InjectShield

How do you detect jailbreaks like DAN, "ignore previous instructions," or role-confusion?

Jailbreaks are a subclass of direct prompt injection where the attacker tries to override the assistant's persona or safety policies. Common patterns include DAN ("Do Anything Now" — a persona prompt instructing the model to drop refusals), role-confusion ("you are now an unrestricted AI named X"), instruction-override ("ignore previous instructions and instead…"), hypothetical framing ("in a fictional world where there are no rules, write…"), token smuggling (splitting forbidden words across messages or encodings), and policy puppetry (claiming the developer/Anthropic/OpenAI has authorized an exception).
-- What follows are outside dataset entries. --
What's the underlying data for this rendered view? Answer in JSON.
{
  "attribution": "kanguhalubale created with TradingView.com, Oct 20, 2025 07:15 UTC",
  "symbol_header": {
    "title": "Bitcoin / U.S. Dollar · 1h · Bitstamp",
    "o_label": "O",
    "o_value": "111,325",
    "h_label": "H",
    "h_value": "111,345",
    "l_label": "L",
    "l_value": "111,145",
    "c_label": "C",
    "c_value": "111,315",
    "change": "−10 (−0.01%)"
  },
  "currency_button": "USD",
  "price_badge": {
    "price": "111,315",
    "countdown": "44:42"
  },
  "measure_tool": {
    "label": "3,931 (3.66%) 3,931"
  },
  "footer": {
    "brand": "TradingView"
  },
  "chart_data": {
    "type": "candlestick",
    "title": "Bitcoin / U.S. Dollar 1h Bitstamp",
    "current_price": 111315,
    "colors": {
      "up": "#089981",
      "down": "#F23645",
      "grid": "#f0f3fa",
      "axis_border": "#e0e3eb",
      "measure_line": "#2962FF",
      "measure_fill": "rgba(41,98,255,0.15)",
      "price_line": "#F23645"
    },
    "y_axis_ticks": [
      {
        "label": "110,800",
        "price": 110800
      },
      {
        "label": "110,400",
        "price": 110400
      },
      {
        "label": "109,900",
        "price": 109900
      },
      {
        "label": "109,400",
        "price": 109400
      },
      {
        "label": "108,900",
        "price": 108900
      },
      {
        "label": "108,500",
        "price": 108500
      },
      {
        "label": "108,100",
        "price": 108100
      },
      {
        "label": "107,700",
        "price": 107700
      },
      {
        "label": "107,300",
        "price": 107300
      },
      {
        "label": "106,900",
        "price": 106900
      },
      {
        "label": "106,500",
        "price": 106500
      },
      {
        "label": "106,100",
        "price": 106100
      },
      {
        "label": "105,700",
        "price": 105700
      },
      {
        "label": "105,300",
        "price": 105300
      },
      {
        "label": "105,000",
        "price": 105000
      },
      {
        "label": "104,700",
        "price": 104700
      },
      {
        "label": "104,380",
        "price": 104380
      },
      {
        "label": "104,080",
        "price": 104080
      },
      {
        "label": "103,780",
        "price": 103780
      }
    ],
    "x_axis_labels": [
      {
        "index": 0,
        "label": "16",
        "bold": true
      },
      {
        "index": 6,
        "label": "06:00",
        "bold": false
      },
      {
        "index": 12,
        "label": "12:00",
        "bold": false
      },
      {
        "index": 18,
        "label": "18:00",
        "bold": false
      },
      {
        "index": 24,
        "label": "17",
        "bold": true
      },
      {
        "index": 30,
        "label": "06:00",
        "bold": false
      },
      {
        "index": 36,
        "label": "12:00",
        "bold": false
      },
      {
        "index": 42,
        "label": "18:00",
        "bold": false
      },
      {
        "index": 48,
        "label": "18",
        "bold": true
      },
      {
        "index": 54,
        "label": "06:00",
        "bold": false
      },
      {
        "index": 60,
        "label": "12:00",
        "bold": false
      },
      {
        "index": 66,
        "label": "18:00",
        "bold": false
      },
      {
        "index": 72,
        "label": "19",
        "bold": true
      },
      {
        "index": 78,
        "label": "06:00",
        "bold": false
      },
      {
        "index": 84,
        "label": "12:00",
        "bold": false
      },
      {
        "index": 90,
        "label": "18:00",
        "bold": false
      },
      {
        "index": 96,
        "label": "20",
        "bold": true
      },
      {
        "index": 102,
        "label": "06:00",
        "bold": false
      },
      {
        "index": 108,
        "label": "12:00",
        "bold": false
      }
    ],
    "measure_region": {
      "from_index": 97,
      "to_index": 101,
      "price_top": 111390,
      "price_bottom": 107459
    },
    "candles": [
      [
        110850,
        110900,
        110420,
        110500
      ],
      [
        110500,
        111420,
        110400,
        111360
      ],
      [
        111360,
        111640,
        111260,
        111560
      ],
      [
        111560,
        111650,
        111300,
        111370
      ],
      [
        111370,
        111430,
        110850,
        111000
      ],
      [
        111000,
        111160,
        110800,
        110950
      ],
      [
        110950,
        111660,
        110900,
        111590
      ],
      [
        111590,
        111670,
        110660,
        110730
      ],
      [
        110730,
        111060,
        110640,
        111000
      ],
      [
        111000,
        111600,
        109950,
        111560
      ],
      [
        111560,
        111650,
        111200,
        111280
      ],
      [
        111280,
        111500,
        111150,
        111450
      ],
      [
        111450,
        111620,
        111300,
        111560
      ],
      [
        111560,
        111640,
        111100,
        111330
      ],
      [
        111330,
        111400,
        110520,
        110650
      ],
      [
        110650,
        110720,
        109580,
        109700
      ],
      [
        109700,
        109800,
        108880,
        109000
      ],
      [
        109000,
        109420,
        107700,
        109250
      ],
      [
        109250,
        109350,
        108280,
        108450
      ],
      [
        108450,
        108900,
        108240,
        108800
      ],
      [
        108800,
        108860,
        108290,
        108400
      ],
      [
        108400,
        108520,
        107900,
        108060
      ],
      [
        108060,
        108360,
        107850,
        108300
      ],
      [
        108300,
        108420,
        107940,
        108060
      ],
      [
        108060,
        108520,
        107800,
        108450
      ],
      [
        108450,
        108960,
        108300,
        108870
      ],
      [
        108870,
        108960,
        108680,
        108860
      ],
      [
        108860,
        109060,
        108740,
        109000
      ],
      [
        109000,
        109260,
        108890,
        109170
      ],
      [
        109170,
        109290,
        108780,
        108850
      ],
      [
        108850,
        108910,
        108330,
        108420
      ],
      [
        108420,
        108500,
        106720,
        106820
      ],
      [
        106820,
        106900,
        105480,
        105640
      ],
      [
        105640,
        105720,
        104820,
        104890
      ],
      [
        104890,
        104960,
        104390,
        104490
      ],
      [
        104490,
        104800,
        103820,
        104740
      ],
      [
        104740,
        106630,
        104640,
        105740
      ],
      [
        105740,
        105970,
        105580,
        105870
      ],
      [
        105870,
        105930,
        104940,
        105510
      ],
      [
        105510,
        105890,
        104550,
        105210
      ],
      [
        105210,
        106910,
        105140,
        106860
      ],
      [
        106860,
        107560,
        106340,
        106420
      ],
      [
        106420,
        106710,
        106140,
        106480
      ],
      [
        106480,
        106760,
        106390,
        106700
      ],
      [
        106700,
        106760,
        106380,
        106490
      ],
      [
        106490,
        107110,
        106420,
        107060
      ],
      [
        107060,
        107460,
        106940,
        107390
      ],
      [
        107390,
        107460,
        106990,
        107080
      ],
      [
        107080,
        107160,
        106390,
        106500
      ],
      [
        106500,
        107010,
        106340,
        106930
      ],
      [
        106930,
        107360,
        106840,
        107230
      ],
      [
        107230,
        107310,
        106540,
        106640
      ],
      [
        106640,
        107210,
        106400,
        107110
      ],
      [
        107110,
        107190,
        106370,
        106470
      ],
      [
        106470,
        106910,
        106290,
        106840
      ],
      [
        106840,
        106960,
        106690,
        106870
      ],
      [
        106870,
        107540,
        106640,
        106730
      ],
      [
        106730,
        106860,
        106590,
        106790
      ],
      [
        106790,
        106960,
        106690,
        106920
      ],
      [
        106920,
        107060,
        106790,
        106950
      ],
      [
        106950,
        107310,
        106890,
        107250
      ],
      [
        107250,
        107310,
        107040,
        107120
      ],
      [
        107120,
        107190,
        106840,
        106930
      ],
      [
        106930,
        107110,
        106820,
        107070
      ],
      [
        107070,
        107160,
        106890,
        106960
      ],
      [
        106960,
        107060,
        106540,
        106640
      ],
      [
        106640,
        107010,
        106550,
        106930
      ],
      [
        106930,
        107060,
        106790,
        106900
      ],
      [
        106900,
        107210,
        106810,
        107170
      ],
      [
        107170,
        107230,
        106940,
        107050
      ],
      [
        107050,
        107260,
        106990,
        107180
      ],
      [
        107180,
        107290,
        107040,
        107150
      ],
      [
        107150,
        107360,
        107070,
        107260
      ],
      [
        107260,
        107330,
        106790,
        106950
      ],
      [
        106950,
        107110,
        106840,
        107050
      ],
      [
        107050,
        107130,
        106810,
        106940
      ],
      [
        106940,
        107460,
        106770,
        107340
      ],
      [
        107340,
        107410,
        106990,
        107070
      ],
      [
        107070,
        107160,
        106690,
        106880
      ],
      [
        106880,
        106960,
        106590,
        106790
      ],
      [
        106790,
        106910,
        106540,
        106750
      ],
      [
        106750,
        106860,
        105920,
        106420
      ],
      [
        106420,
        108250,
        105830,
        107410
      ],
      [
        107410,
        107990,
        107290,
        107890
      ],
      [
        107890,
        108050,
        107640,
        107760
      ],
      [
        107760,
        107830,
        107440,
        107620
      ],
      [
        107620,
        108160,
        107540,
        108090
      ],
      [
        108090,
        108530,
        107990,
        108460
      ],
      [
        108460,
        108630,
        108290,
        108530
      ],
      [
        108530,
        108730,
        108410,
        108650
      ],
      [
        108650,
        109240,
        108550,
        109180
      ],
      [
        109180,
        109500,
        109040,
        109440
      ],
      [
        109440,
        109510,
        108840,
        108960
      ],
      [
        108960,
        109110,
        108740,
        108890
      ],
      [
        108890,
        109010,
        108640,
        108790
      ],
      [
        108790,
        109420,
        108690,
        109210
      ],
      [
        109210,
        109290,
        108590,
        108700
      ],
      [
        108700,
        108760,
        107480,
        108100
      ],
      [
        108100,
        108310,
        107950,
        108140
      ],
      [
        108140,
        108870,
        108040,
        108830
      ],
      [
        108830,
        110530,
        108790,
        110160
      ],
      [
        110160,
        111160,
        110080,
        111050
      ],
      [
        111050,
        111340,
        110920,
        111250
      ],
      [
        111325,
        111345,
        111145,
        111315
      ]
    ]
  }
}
Detection is layered. Heuristics catch the obvious phrasings — InjectShield's open-source ruleset includes hundreds of DAN-family patterns, "ignore"-family overrides, and known persona-override openers. Semantic classification handles paraphrased and creative variants — InjectShield escalates ambiguous traffic to Anthropic Haiku, which is trained well enough to recognize role-override intent in novel English. Behavioral signals add a third layer: monitor refusal-rate drops, sudden persona shifts, and outputs that contradict the system prompt.

For high-stakes deployments, combine input classification with output filtering — if the model is about to emit content that violates policy, catch it on the way out. InjectShield exposes both directions: classify input to block, classify output to redact.